Patriarch Ken fell in love with Otter Tail County, his son recounts, when he was moving trailer homes and passed through the area. “Hunting and fishing are his passion,” Chad says. When he got home to southern Minnesota, Ken told his wife – who was six months pregnant with Chad – “this is where we’re going.”

They made the move in 1978, when Chad was 3. Ken opened a store selling work clothes on the main street of Pelican Rapids near the river. His son grew up working in DK’s Clothing as it evolved. “Dad is a forward thinker. When he saw Walmart coming in, he realized small-town stores like his were going to have a hard time,” the younger Scheman recounts. He remembers the day the first truckload of mattresses pulled up – the beginning of their migration into furniture and the birth of Minnesota Furniture Warehouse.

At one time the father and son operated furniture warehouse stores in both Pelican Rapids and Fergus Falls, while Chad’s sister had a third in Detroit Lakes. “After we’d gone all-furniture in 1991, a woman from Callaway, Pat Swiers, came to us and rented 1,000 square feet to sell Amish, which she loved,” the son says. “We loved it, too – so much that we ended up buying her out.”

He admits, “I voted against Amish furniture. I’m the math guy; I thought it was a gamble. Dad and my sister Christine outvoted me. Dad is smarter than me, I guess. He’s got that gift of intuition.”

The Schemans’ clientele comprises two separate groups. “We serve people who live within a 30-mile radius. Our regular furniture is for them,” he explains. Fans of the Amish furniture, on the other hand, come from all over.

“The lakes in Otter Tail County bring them to us,” he points out. Families with summer homes within hundreds of miles of Erhard (south of Pelican Rapids on Highway 59) delight in the pieces generally not available back home. That means the company ships chairs, tables, bedroom sets and the rest all over the tri-state area, from Duluth and the Twin Cities to the Montana border and down to Sioux Falls and even Nebraska.

“The cool thing about Amish furniture is that it is true heirloom quality,” he says. “This is all solid wood. A lot of it is made without nails or screws. Every design is completely customizable, and we encourage our customers to make special requests.” Though their showroom usually sports 20 dining sets, a roomful of living room furniture and another of bedroom sets, details can be combined into one in a special order. “You can buy it off the floor if you find exactly what’s right,” he observes. “But we do all kinds of custom work – this stain, that table base, the tabletop they see over there.”

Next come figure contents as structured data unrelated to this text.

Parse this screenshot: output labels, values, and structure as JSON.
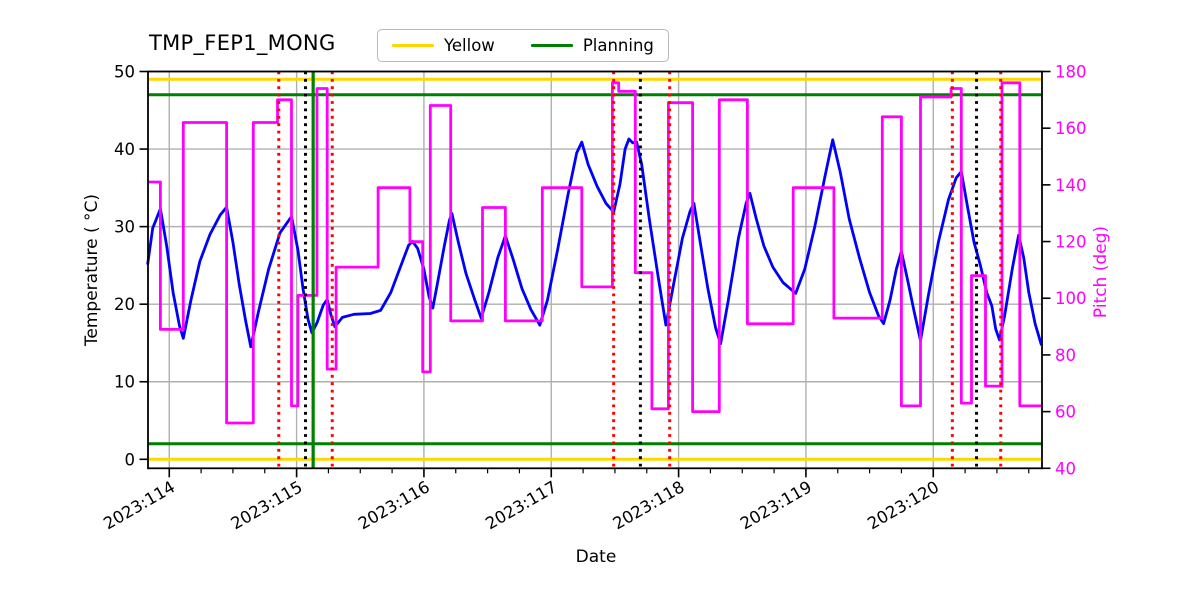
{
  "legend": {
    "items": [
      {
        "label": "Yellow",
        "color": "#FFD700"
      },
      {
        "label": "Planning",
        "color": "#008000"
      }
    ]
  },
  "chart_data": {
    "type": "line",
    "title": "TMP_FEP1_MONG",
    "xlabel": "Date",
    "ylabel_left": "Temperature ( °C)",
    "ylabel_right": "Pitch (deg)",
    "grid": true,
    "legend_position": "top-center",
    "xlim": [
      113.833,
      120.854
    ],
    "x_ticks": [
      114,
      115,
      116,
      117,
      118,
      119,
      120
    ],
    "x_tick_labels": [
      "2023:114",
      "2023:115",
      "2023:116",
      "2023:117",
      "2023:118",
      "2023:119",
      "2023:120"
    ],
    "x_minor_step": 0.25,
    "ylim_left": [
      0,
      50
    ],
    "ylim_left_display": [
      -1.16,
      50
    ],
    "yticks_left": [
      0,
      10,
      20,
      30,
      40,
      50
    ],
    "ylim_right": [
      40,
      180
    ],
    "yticks_right": [
      40,
      60,
      80,
      100,
      120,
      140,
      160,
      180
    ],
    "axis_colors": {
      "left": "#000000",
      "right": "#FF00FF"
    },
    "grid_color": "#B0B0B0",
    "hlines": [
      {
        "label": "Yellow",
        "y": 49,
        "color": "#FFD700"
      },
      {
        "label": "Yellow",
        "y": 0,
        "color": "#FFD700"
      },
      {
        "label": "Planning",
        "y": 47,
        "color": "#008000"
      },
      {
        "label": "Planning",
        "y": 2,
        "color": "#008000"
      }
    ],
    "vlines": [
      {
        "x": 114.86,
        "color": "#FF0000",
        "style": "dotted"
      },
      {
        "x": 115.07,
        "color": "#000000",
        "style": "dotted"
      },
      {
        "x": 115.13,
        "color": "#008000",
        "style": "solid"
      },
      {
        "x": 115.28,
        "color": "#FF0000",
        "style": "dotted"
      },
      {
        "x": 117.49,
        "color": "#FF0000",
        "style": "dotted"
      },
      {
        "x": 117.7,
        "color": "#000000",
        "style": "dotted"
      },
      {
        "x": 117.93,
        "color": "#FF0000",
        "style": "dotted"
      },
      {
        "x": 120.15,
        "color": "#FF0000",
        "style": "dotted"
      },
      {
        "x": 120.34,
        "color": "#000000",
        "style": "dotted"
      },
      {
        "x": 120.53,
        "color": "#FF0000",
        "style": "dotted"
      }
    ],
    "series": [
      {
        "name": "temperature",
        "axis": "left",
        "color": "#0000FF",
        "mode": "line",
        "points": [
          [
            113.83,
            25.1
          ],
          [
            113.87,
            29.8
          ],
          [
            113.93,
            32.3
          ],
          [
            113.98,
            27.5
          ],
          [
            114.03,
            21.5
          ],
          [
            114.08,
            17.2
          ],
          [
            114.11,
            15.6
          ],
          [
            114.17,
            20.5
          ],
          [
            114.24,
            25.5
          ],
          [
            114.32,
            29.0
          ],
          [
            114.4,
            31.5
          ],
          [
            114.45,
            32.5
          ],
          [
            114.5,
            28.0
          ],
          [
            114.55,
            22.5
          ],
          [
            114.6,
            17.8
          ],
          [
            114.64,
            14.5
          ],
          [
            114.7,
            19.0
          ],
          [
            114.78,
            24.5
          ],
          [
            114.87,
            29.2
          ],
          [
            114.96,
            31.3
          ],
          [
            115.01,
            27.0
          ],
          [
            115.05,
            22.0
          ],
          [
            115.09,
            18.0
          ],
          [
            115.12,
            16.3
          ],
          [
            115.16,
            17.6
          ],
          [
            115.21,
            19.9
          ],
          [
            115.24,
            20.6
          ],
          [
            115.27,
            18.6
          ],
          [
            115.3,
            17.1
          ],
          [
            115.36,
            18.3
          ],
          [
            115.45,
            18.7
          ],
          [
            115.58,
            18.8
          ],
          [
            115.66,
            19.2
          ],
          [
            115.74,
            21.5
          ],
          [
            115.82,
            25.0
          ],
          [
            115.88,
            27.6
          ],
          [
            115.91,
            28.1
          ],
          [
            115.95,
            27.2
          ],
          [
            116.0,
            24.5
          ],
          [
            116.04,
            21.0
          ],
          [
            116.07,
            19.5
          ],
          [
            116.11,
            23.0
          ],
          [
            116.16,
            27.5
          ],
          [
            116.2,
            30.8
          ],
          [
            116.22,
            31.7
          ],
          [
            116.27,
            28.0
          ],
          [
            116.33,
            24.0
          ],
          [
            116.4,
            20.5
          ],
          [
            116.45,
            18.2
          ],
          [
            116.51,
            21.5
          ],
          [
            116.58,
            26.0
          ],
          [
            116.64,
            28.8
          ],
          [
            116.7,
            25.8
          ],
          [
            116.77,
            22.0
          ],
          [
            116.84,
            19.3
          ],
          [
            116.91,
            17.3
          ],
          [
            116.97,
            20.5
          ],
          [
            117.05,
            27.0
          ],
          [
            117.13,
            34.0
          ],
          [
            117.2,
            39.5
          ],
          [
            117.24,
            40.9
          ],
          [
            117.29,
            38.0
          ],
          [
            117.36,
            35.2
          ],
          [
            117.43,
            33.0
          ],
          [
            117.49,
            31.9
          ],
          [
            117.54,
            35.5
          ],
          [
            117.58,
            40.0
          ],
          [
            117.61,
            41.3
          ],
          [
            117.64,
            40.8
          ],
          [
            117.67,
            40.9
          ],
          [
            117.71,
            38.0
          ],
          [
            117.77,
            31.0
          ],
          [
            117.84,
            23.5
          ],
          [
            117.9,
            17.3
          ],
          [
            117.96,
            22.5
          ],
          [
            118.03,
            28.5
          ],
          [
            118.09,
            32.0
          ],
          [
            118.12,
            33.0
          ],
          [
            118.17,
            28.0
          ],
          [
            118.23,
            22.0
          ],
          [
            118.29,
            17.0
          ],
          [
            118.33,
            14.9
          ],
          [
            118.39,
            20.5
          ],
          [
            118.47,
            28.5
          ],
          [
            118.53,
            33.0
          ],
          [
            118.56,
            34.3
          ],
          [
            118.61,
            31.0
          ],
          [
            118.67,
            27.5
          ],
          [
            118.74,
            24.8
          ],
          [
            118.82,
            22.8
          ],
          [
            118.92,
            21.4
          ],
          [
            118.99,
            24.5
          ],
          [
            119.07,
            30.0
          ],
          [
            119.15,
            36.5
          ],
          [
            119.21,
            41.2
          ],
          [
            119.27,
            37.0
          ],
          [
            119.34,
            31.0
          ],
          [
            119.42,
            26.0
          ],
          [
            119.5,
            21.5
          ],
          [
            119.57,
            18.5
          ],
          [
            119.61,
            17.5
          ],
          [
            119.66,
            20.5
          ],
          [
            119.71,
            24.5
          ],
          [
            119.75,
            26.8
          ],
          [
            119.8,
            23.0
          ],
          [
            119.85,
            19.0
          ],
          [
            119.9,
            15.3
          ],
          [
            119.96,
            21.0
          ],
          [
            120.04,
            28.0
          ],
          [
            120.12,
            33.5
          ],
          [
            120.18,
            36.3
          ],
          [
            120.22,
            37.1
          ],
          [
            120.27,
            32.5
          ],
          [
            120.32,
            28.0
          ],
          [
            120.37,
            25.0
          ],
          [
            120.42,
            21.5
          ],
          [
            120.46,
            19.8
          ],
          [
            120.49,
            16.8
          ],
          [
            120.52,
            15.4
          ],
          [
            120.56,
            18.5
          ],
          [
            120.62,
            24.5
          ],
          [
            120.67,
            28.9
          ],
          [
            120.71,
            26.0
          ],
          [
            120.75,
            21.5
          ],
          [
            120.8,
            17.5
          ],
          [
            120.85,
            14.7
          ]
        ]
      },
      {
        "name": "pitch",
        "axis": "right",
        "color": "#FF00FF",
        "mode": "step",
        "points": [
          [
            113.83,
            141
          ],
          [
            113.93,
            89
          ],
          [
            114.11,
            162
          ],
          [
            114.45,
            56
          ],
          [
            114.66,
            162
          ],
          [
            114.85,
            170
          ],
          [
            114.96,
            62
          ],
          [
            115.01,
            101
          ],
          [
            115.16,
            174
          ],
          [
            115.24,
            75
          ],
          [
            115.31,
            111
          ],
          [
            115.64,
            139
          ],
          [
            115.89,
            120
          ],
          [
            115.99,
            74
          ],
          [
            116.05,
            168
          ],
          [
            116.21,
            92
          ],
          [
            116.46,
            132
          ],
          [
            116.64,
            92
          ],
          [
            116.93,
            139
          ],
          [
            117.24,
            104
          ],
          [
            117.48,
            176
          ],
          [
            117.53,
            173
          ],
          [
            117.66,
            109
          ],
          [
            117.79,
            61
          ],
          [
            117.92,
            169
          ],
          [
            118.11,
            60
          ],
          [
            118.32,
            170
          ],
          [
            118.54,
            91
          ],
          [
            118.9,
            139
          ],
          [
            119.22,
            93
          ],
          [
            119.6,
            164
          ],
          [
            119.75,
            62
          ],
          [
            119.9,
            171
          ],
          [
            120.14,
            174
          ],
          [
            120.22,
            63
          ],
          [
            120.3,
            108
          ],
          [
            120.41,
            69
          ],
          [
            120.54,
            176
          ],
          [
            120.68,
            62
          ]
        ]
      }
    ]
  }
}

Those requests include not only the type of wood – virtually anything imaginable – but design details to precisely fit their desires. If you want a dining room set to match your hickory woodwork, that’s doable. If the very tall men in your family want custom-made bar stools to fit their long legs – done. Conversely, if a petite woman of the house is tired of her feet dangling over the floor, the dining room set can be tailored to fit her stature. If the headboard will cover up part of your window, make it shorter.

Back in school, Chad – who loves to read – weighed becoming a history teacher. But his family’s heritage drew him in this direction. His uncles and cousins also have furniture stores in southern Minnesota. He apprenticed with an uncle before returning to join his dad. “Joining the family business,” he says, “was a no-brainer.”

Working with Amish furniture makers has some interesting twists. Since they abjure technology, orders and requests are relayed through an “English” businessman (their name for the non-Amish) who has a fax machine and email. He in turn delivers the messages to workshops out in the country. Each of them has his own specialty, perhaps making chairs or tables in his own distinctive style?

What sets them apart? “Their designs may be somewhat similar, but each has his own specialties,” Chad explains. “Yet the cool thing is that pieces made by different workshops still all go together. The table might come from Ohio, the chairs from Indiana and the hutch from Pennsylvania, but it’s all made with tremendous care by people who take great pride in their work.” He adds, “The guys who build seldom are the ones who finish it. Each may have his own special touches to add, but in the end, it all will come out exactly as you dreamed it would.”